Author(s): A. P. Wavell
First published in 1944, during the darkest days of the war, Lord Wavell's great anthology of English poetry - enhanced by his own introduction and annotations - encouraged and delighted many thousands of readers. It has remained in print every since, proving beyond doubt that, whatever the fashion of the day, poetry can fulfil its ancient function, finding its way to the hearts of the many, not only to the minds of the few.
An anthology of life-affirming poetry, selected and introduced by Lord Wavell.

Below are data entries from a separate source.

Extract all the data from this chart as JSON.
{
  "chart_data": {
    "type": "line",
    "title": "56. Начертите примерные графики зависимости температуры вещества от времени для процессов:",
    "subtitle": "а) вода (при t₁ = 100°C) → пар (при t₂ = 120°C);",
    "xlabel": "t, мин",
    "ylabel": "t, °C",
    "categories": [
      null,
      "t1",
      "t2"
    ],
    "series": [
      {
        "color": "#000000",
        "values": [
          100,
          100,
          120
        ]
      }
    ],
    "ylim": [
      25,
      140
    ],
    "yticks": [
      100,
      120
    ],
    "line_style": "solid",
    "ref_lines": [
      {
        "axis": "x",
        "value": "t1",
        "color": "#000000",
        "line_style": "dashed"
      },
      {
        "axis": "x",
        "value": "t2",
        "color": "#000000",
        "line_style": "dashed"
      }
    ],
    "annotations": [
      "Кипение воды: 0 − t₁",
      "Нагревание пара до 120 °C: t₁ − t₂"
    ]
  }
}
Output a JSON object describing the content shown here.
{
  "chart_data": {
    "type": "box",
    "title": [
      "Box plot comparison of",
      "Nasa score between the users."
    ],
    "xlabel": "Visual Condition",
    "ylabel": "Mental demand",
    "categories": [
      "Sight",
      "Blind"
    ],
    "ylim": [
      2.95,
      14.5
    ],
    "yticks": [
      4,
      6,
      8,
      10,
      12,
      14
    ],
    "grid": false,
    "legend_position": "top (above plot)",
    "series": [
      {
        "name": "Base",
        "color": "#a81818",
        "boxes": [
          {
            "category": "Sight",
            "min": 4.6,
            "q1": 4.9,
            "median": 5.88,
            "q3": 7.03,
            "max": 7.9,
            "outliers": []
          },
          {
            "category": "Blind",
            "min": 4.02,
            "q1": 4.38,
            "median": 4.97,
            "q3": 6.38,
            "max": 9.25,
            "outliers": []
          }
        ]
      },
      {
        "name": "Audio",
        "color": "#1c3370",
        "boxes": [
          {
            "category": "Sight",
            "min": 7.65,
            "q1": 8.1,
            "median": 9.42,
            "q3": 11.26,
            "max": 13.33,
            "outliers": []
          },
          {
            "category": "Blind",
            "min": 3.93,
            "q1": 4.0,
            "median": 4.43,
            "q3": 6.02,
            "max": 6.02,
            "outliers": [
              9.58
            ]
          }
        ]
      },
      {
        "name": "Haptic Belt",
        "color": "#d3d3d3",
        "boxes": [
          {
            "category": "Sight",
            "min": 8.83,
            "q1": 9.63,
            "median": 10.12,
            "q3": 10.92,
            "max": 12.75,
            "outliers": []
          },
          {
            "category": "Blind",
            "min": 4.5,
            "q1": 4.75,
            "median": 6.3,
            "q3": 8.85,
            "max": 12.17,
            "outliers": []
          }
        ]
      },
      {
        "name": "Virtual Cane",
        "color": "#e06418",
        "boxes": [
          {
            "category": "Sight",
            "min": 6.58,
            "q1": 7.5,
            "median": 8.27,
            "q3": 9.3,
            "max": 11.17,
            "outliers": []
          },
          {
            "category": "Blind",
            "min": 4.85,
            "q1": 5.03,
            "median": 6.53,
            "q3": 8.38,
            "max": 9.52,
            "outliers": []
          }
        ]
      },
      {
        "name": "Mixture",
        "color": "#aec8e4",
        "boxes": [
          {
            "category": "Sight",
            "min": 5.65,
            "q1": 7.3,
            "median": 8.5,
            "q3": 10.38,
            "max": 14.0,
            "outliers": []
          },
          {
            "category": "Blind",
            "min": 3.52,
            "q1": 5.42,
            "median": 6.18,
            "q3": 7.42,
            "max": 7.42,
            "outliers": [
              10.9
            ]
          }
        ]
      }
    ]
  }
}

"The worth of Other Men's Flowers is that it is not a manufactured article, made for the market, but the harvest of a life's devotion - of things long held precious in the memory" Daily Telegraph "It is a vindication of the role poetry can fulfil as a source of inspiration and encouragement" Glasgow Herald "Generals tend to win their reputations at the cost of other men's lives. By an anomaly unique in military history Wavell's own reputation has reached its widest range - certainly in the English-speaking world - not because of his prowess as a soldier or a proconsul, but because of his identification with a small miscellany containing a selection of other men's verses" Ronald Lewin
Field-Marshal Lord Wavell (1883-1950), educated at Winchester College and Sandhurst, was wounded at Ypres in the First World War and lost the sight of one eye. A professional soldier, he became known as an officer untrammeled by convention and as an exceptional trainer of troops. In 1939 he was given the Middle East Command and soon found himself fighting eight separate campaigns. His defeat of a numerically superior Italian army, with the capture of 130,000 prisoners, was as remarkable as his adroit conquest of Abyssinia. He was Viceroy of India from 1943 to 1947, and in the last years of his life in London he became president of the Royal Society of Literature and of the Kipling, Browning, Poetry and Virgil Societies.